Here's What Millennials Really Want to Hear From Their Presidential Candidates

Impact

Millennial voters helped elect President Barack Obama in 2008, awarding him two-thirds of their votes and setting political observers abuzz over an ascendant liberal generation. 

Eight years later, as the end of the Obama era approaches, a new survey finds that millennials still evince the fundamental idealism that Obama's campaign tapped, but that idealism is tempered by a skepticism of the political process and a worldview that can't be neatly pigeonholed into conventional ideological categories.

The USA Today/Rock the Vote Millennial Poll, released Monday, found that 55% of 18- to 34-year-olds think there are better ways to affect change than by voting, with nearly four in 10 saying they don't believe their votes matter. Still, 60% say they're currently planning on voting in November; in 2008, 51% of eligible millennials voted, according to Tufts University's Center for Information and Research on Civic Learning and Engagement.

The results: Congruent with a recent Harvard Institute of Politics survey of millennials, the poll showed that young Democrats and Independents back Sen. Bernie Sanders for their party's nomination, favoring him 46% to 35% over Hillary Clinton, with Martin O'Malley far behind at 5% support. Interestingly, Democratic-leaning men backed Sanders by a 4-point margin, but women gave him a 20-point lead over Clinton, who's vying to become the first woman president but has struggled to win over younger feminists attracted to Sanders' message of reducing income inequality, as the New York Times noted in December. Millennials of color backed Sanders 42% to 41%; while statistically insignificant, that lead is a sharp contrast to polls that show voters of color overall strongly favoring Clinton. 

Meanwhile, Republican millennials awarded 26% support to Donald Trump, followed by Ben Carson at 11% and Sen. Marco Rubio at 9%. Jeb Bush and Ted Cruz each garnered 8%.

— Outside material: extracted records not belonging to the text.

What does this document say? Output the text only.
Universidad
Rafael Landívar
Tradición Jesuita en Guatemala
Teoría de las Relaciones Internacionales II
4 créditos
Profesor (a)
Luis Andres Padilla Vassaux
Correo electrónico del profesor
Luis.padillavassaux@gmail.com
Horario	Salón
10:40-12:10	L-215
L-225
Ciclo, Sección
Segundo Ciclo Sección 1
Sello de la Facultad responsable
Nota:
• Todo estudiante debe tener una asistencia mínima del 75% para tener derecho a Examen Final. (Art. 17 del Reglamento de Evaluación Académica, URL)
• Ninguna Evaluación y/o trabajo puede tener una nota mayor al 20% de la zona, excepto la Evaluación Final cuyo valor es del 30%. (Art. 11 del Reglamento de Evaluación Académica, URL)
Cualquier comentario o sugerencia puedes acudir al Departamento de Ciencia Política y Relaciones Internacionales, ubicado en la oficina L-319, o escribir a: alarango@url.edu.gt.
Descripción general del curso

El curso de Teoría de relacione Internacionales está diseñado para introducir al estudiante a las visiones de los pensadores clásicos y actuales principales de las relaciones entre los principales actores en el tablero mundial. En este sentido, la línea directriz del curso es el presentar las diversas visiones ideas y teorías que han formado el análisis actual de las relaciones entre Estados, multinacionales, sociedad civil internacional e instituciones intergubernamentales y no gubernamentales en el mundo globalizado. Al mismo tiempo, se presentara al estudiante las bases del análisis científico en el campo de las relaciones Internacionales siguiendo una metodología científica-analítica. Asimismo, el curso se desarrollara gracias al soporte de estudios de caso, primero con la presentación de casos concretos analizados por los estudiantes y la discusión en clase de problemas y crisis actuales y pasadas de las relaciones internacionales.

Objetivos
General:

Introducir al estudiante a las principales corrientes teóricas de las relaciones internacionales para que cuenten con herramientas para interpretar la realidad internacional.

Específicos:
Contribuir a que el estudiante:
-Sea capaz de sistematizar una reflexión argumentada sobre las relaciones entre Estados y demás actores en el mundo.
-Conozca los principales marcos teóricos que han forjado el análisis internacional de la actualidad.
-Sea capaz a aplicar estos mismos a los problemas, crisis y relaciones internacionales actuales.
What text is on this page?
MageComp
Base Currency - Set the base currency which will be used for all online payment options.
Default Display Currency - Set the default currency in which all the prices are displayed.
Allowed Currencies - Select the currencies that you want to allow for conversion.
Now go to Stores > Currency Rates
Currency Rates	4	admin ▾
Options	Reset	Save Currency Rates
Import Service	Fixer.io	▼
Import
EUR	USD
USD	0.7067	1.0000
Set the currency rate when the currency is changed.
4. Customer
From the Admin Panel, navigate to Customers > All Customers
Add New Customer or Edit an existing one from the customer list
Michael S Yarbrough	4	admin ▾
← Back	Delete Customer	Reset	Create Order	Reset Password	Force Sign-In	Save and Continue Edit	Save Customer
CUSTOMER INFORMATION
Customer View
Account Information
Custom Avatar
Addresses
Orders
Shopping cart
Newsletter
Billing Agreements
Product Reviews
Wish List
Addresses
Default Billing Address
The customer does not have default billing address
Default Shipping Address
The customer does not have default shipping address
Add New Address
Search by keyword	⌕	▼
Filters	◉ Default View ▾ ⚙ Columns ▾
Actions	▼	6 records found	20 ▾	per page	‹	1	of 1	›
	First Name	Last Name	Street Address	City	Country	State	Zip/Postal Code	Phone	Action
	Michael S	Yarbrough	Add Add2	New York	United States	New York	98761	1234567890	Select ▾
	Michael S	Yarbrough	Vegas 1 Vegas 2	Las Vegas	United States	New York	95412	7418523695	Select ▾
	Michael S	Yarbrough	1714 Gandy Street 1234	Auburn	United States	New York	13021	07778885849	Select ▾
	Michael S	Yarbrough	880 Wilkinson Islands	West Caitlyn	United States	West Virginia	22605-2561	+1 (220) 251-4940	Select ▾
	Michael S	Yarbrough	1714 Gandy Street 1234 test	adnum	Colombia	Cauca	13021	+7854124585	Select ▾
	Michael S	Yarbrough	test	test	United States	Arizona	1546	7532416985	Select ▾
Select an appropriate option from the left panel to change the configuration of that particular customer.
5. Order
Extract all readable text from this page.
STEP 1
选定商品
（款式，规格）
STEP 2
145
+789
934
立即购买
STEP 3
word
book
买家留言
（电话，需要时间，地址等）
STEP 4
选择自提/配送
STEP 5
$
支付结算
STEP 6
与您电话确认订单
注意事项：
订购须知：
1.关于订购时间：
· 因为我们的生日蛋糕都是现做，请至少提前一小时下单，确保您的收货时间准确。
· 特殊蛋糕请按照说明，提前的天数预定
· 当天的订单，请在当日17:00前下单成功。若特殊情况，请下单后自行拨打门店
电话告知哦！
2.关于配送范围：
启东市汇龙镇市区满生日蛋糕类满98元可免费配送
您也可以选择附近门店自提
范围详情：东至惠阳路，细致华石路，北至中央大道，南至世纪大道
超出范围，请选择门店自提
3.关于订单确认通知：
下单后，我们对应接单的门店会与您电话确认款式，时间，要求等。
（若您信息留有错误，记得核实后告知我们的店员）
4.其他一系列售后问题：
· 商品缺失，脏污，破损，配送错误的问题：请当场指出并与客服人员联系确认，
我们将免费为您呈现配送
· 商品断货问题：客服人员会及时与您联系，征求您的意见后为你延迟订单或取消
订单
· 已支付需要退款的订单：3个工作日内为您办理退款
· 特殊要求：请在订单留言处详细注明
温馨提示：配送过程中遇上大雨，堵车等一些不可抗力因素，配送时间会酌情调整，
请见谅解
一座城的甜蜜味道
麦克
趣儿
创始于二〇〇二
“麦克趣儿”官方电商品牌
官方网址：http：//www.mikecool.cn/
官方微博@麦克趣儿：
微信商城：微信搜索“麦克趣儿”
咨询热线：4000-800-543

Ideologically, millennials hold a mixture of views: 38% described themselves as economic conservatives, while 33% said they were liberal on economic issues. On foreign policy, 37% labeled themselves conservative compared with 28% who said they were liberal. On social issues, though, millennials lean left: 42% said they were liberal on those issues, while 32% indicated they were conservative.

When it comes to specific policy issues, millennials show strong support for a range of center-left policy priorities, like tackling climate change, accepting refugees from the Middle East, pursuing criminal justice reform and implementing new gun control measures, the poll found.

USA Today

As the 2016 election officially gets underway with the kickoff Iowa caucuses on Feb. 1, the economy is foremost on millennials' minds: 35% said it was their top concern, followed by education at 28%, foreign policy at 25%, health care at 24% and gun safety at 23%.